Personally I don't see it being as big a deal while fighting a fish on an inshore rod, but when you are talking about offshore rods the tendency for the rod to want to roll over on you is obvious. That being said some benefits translate into an inshore rod and there is no downside in my view. 

You can space the guides out a little further apart as the line will not come in contact with the blank. On a 7' rod I use 1-2 less guides because of this. This saves weight and less weight will always be more sensitive. To me this is the biggest factor. Fewer guides should also add a little in casting distance since there will be less resistance of line contacting one less guide. By the second or third cast you won't even notice the guides are on the bottom of the rod. 

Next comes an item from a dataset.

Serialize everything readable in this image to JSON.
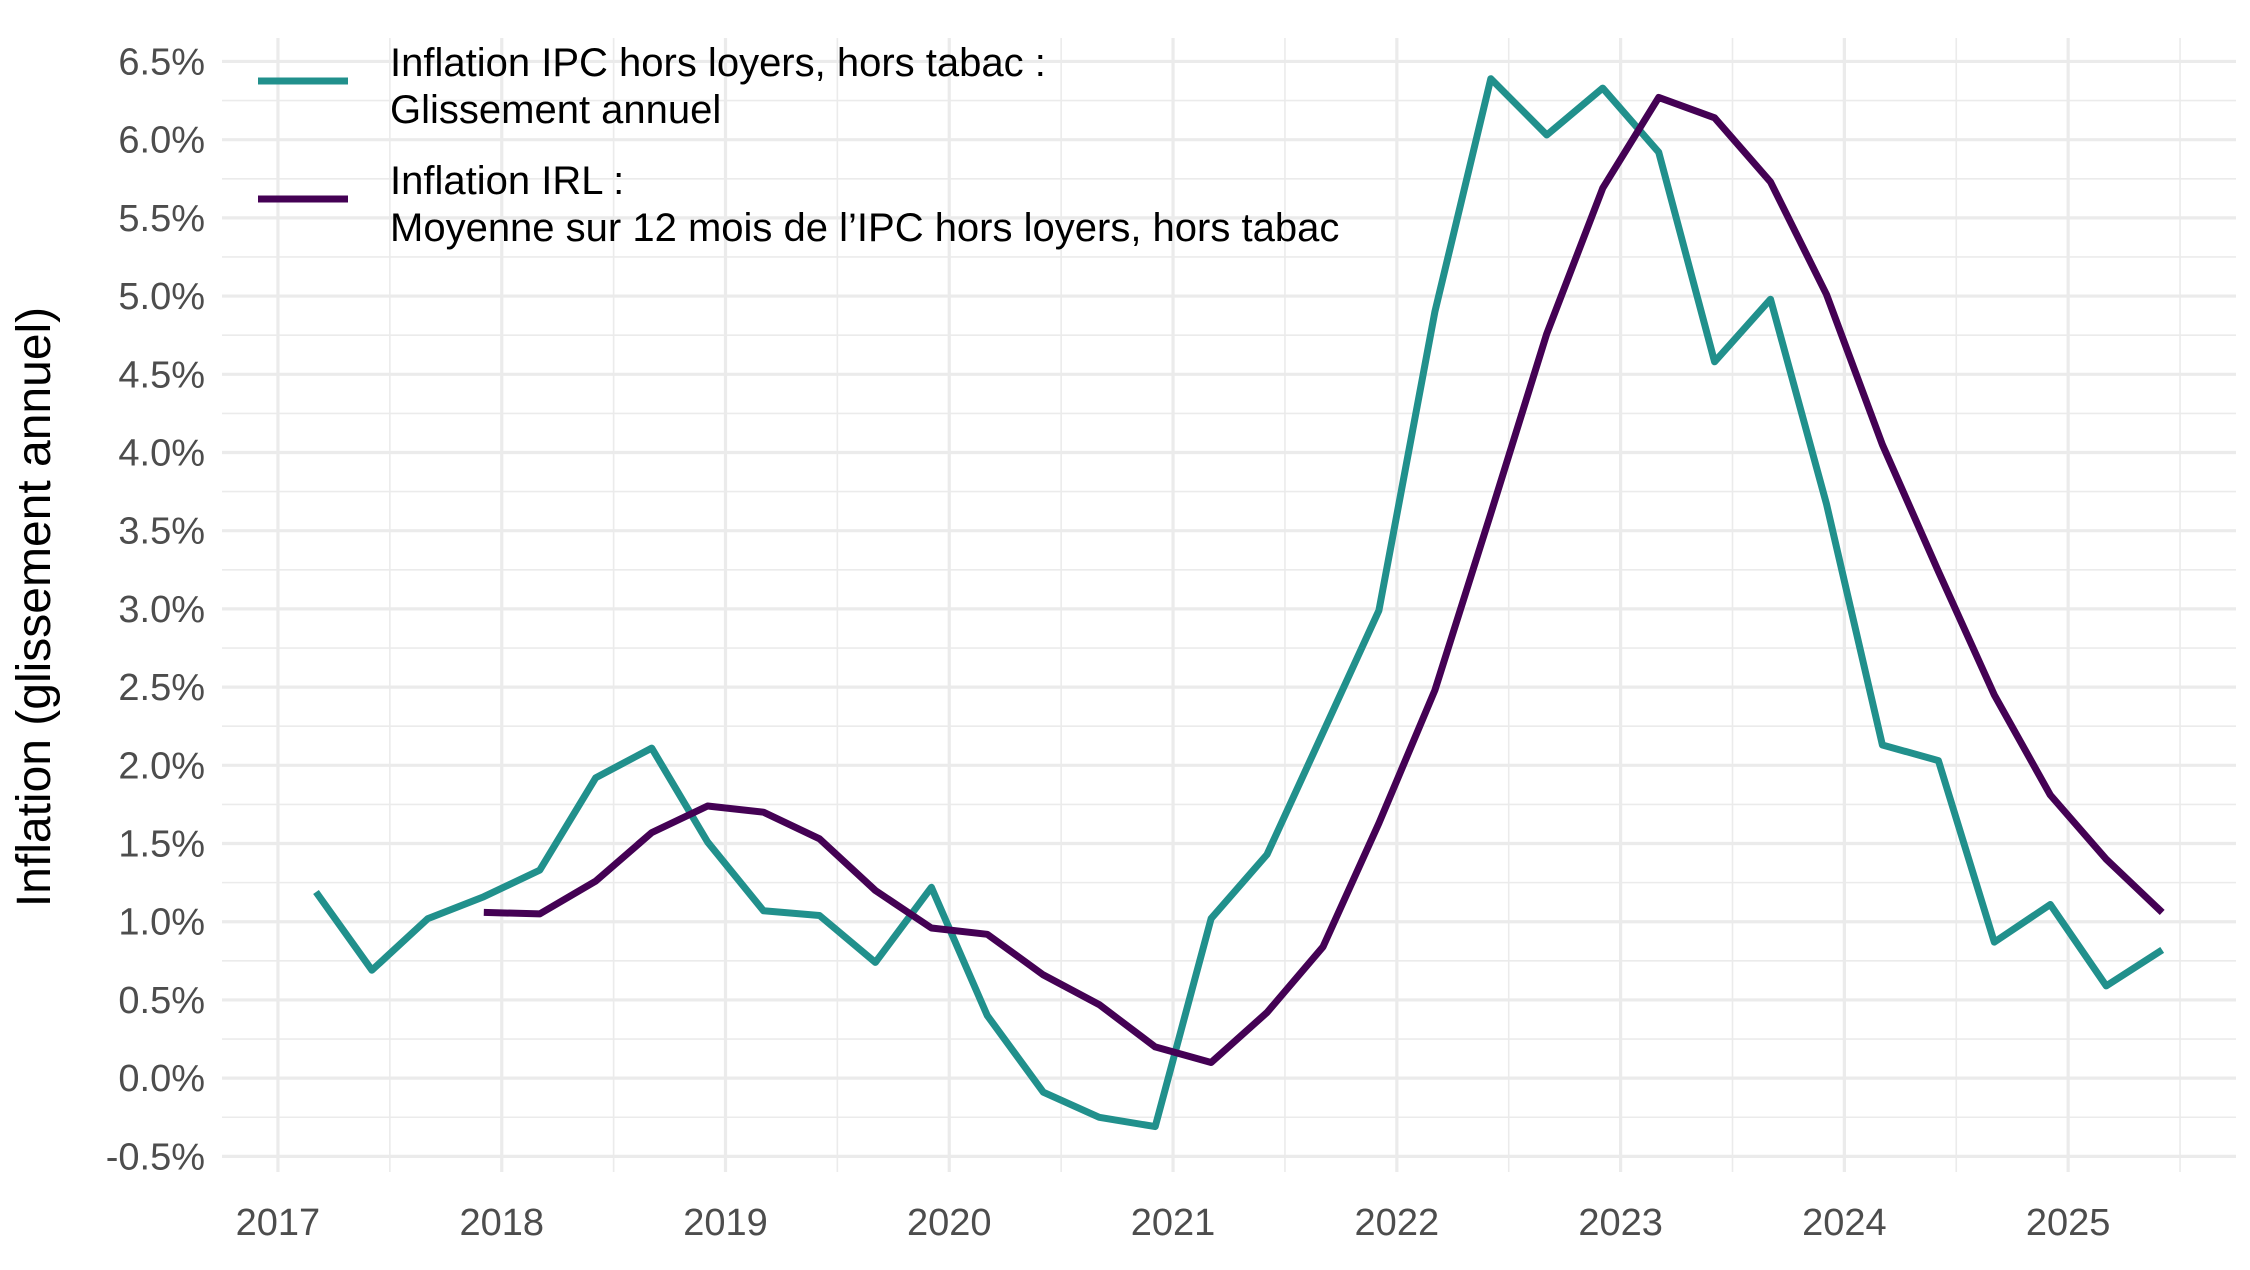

I don't build anything that doesn't have the running guides on the bottom of the blank. To me there is no reason to have the line on top.


----------



## Fishsurfer (Dec 14, 2014)

I don't think the spiral wrap makes any difference in the casting distance. It does keep the rod in an upright position when fighting a fish, but as stated previously it doesn't make a big difference on an inshore rod. I do however believe that the spiral wrap is more appropriate when using concept micro type guides. By moving the low frame guides to the bottom of the rod you are keeping the line off the blank. Line slap on the blank whether due to an induced wave in the line or gravity will slow the line down more than anything. When using micro guides on top of the blank, more guides need to be placed closer together in order to prevent this. Proper reduction guide trains will eliminate the induced wave but only the proper guide placement will prevent contact with the blank.


----------



## Totally Tuna (Apr 13, 2006)

I've read that the twist itself takes much of the wave you're talking about out. I don't know if that is true or not, but I can see how it would.


----------



## Silverfox1 (Feb 21, 2007)

Have it built the way you want it built, it's your rod, not the builders rod.


----------



## POCLANCE (Apr 5, 2006)

*Spiral Wrap*

Thanks for the feedback. Sounds like on an inshore build there is not much advantage unless using micro guides, which is what I want.


----------



## Totally Tuna (Apr 13, 2006)

Like the couple of guys you first spoke with, I'd encourage you to give spiral a try. There are no draw backs at all, and some positives to be had on any build.


----------



## o.b. (Jan 11, 2009)

I have one spiral wrap that i use for top water plugs. It makes a big difference when you're casting into the wind and working the top water against the wind. The tip pointing down greatly decreases the chance of your line wrapping around the tip.


----------



## Batson-Brands (Jan 22, 2015)

There is a ton of information not only here but online with spiral wrapping a rod. Basically spiral wrapping a rod has only positives and the only negative is that it "looks" unconventional. We have spiral wrapped specs for builds on almost all of our builds. Even the infamous Gary Loomis with his new company North Fork Composites has a built rod through edge rods with a spiral wrap!


----------



## cfulbright (Jun 24, 2009)

Here is one more advantage... if your using small micro guides then the builder can use less guides, because the line will never touch the blank. This will make the build lighter, and more sensitive. On a 6'6 to 7' rod id have to use 10 guides and the line will still touch @45*, spiral wrapped I do 8 or 9.


----------